To add, anytime the net percentage of domestic banks tightening C&I loans has surpassed 50% over the past 33 years, it’s been followed by a U.S. recession. Historically, the major stock indexes struggle in the year after an official recession is declared.
Although no one seems to be paying much attention to this banking data at the moment, a healthy financial sector is practically a requirement if the Dow Jones, S&P 500, and Nasdaq Composite are to move to new highs.
Here’s a correlation that investors can absolutely bank on
While the two charts above paint a picture of potential downside to come for stocks, there’s another correlation that has a way of always delivering for patient investors.
As much as you might dislike stock market corrections and bear markets, they’re simply a normal part of the long-term investing cycle. Since the start of 1950, there have been 39 instances where the S&P 500 has declined by at least 10%, based on data from sell-side consultancy company Yardeni Research. For those of you without calculators, we’re talking about a double-digit decline occurring, on average, every 1.89 years.

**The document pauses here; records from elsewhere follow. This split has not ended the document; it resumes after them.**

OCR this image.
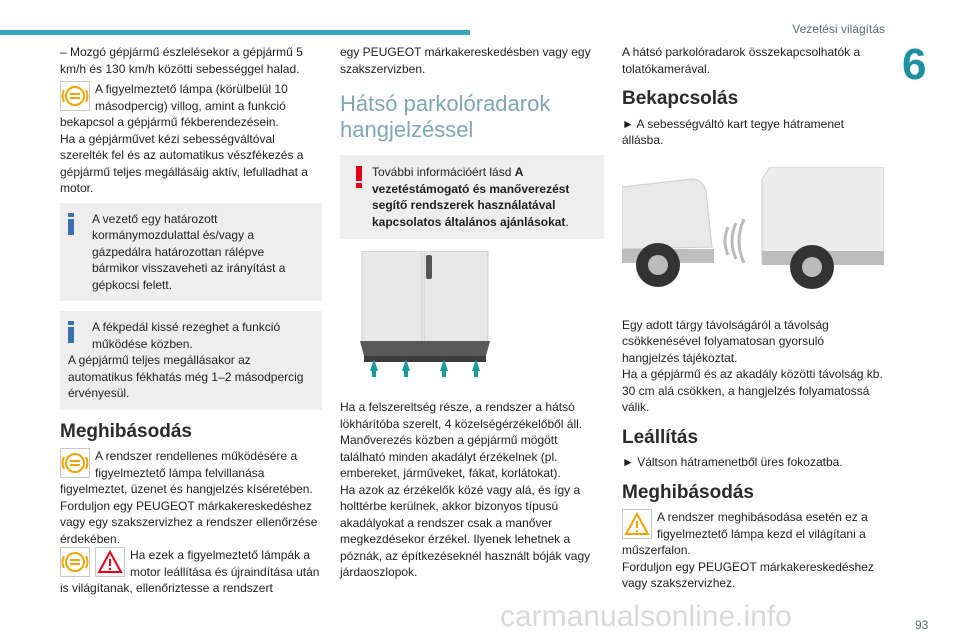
Vezetési világítás
6

– Mozgó gépjármű észlelésekor a gépjármű 5 km/h és 130 km/h közötti sebességgel halad.

A figyelmeztető lámpa (körülbelül 10 másodpercig) villog, amint a funkció bekapcsol a gépjármű fékberendezésein.

Ha a gépjárművet kézi sebességváltóval szerelték fel és az automatikus vészfékezés a gépjármű teljes megállásáig aktív, lefulladhat a motor.

A vezető egy határozott kormánymozdulattal és/vagy a gázpedálra határozottan rálépve bármikor visszaveheti az irányítást a gépkocsi felett.

A fékpedál kissé rezeghet a funkció működése közben.

A gépjármű teljes megállásakor az automatikus fékhatás még 1–2 másodpercig érvényesül.

Meghibásodás

A rendszer rendellenes működésére a figyelmeztető lámpa felvillanása figyelmeztet, üzenet és hangjelzés kíséretében.

Forduljon egy PEUGEOT márkakereskedéshez vagy egy szakszervizhez a rendszer ellenőrzése érdekében.

Ha ezek a figyelmeztető lámpák a motor leállítása és újraindítása után is világítanak, ellenőriztesse a rendszert

egy PEUGEOT márkakereskedésben vagy egy szakszervizben.

Hátsó parkolóradarok hangjelzéssel

További információért lásd A vezetéstámogató és manőverezést segítő rendszerek használatával kapcsolatos általános ajánlásokat.

Ha a felszereltség része, a rendszer a hátsó lökhárítóba szerelt, 4 közelségérzékelőből áll.

Manőverezés közben a gépjármű mögött található minden akadályt érzékelnek (pl. embereket, járműveket, fákat, korlátokat).

Ha azok az érzékelők közé vagy alá, és így a holttérbe kerülnek, akkor bizonyos típusú akadályokat a rendszer csak a manőver megkezdésekor érzékel. Ilyenek lehetnek a póznák, az építkezéseknél használt bóják vagy járdaoszlopok.

A hátsó parkolóradarok összekapcsolhatók a tolatókamerával.

Bekapcsolás

► A sebességváltó kart tegye hátramenet állásba.

Egy adott tárgy távolságáról a távolság csökkenésével folyamatosan gyorsuló hangjelzés tájékoztat.

Ha a gépjármű és az akadály közötti távolság kb. 30 cm alá csökken, a hangjelzés folyamatossá válik.

Leállítás

► Váltson hátramenetből üres fokozatba.

Meghibásodás

A rendszer meghibásodása esetén ez a figyelmeztető lámpa kezd el világítani a műszerfalon.

Forduljon egy PEUGEOT márkakereskedéshez vagy szakszervizhez.

93
carmanualsonline.info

But here’s something else you may have overlooked: With the exception of the 2022 bear market, the previous 38 corrections were all, eventually, wiped away by a bull market rally. Even though we’re never going to be able to predict with 100% accuracy when the major stock indexes will head lower, we know that all three major indexes are bound to see new all-time highs over the long run.
What’s more, history shows a completely bankable correlation between time and positive investment returns in the S&P 500.
Every year, the analysts at Crestmont Research update their dataset that examines the 20-year rolling total returns, including dividends paid, of the S&P 500. Even though the S&P didn’t come into existence until 1923, Crestmont was able to find its components in other indexes, which allowed it to back-test its returns data to 1900. This provided Crestmont with 104 rolling 20-year periods (1919-2022) of data.
What this dataset showed is that 104 out of 104 rolling 20-year periods produced a positive total return. Regardless of whether you invested your money during a bear market or put your money to work close to a near-term peak, you would have generated a positive total return as long as you, hypothetically, held a position in the S&P 500 for 20 years.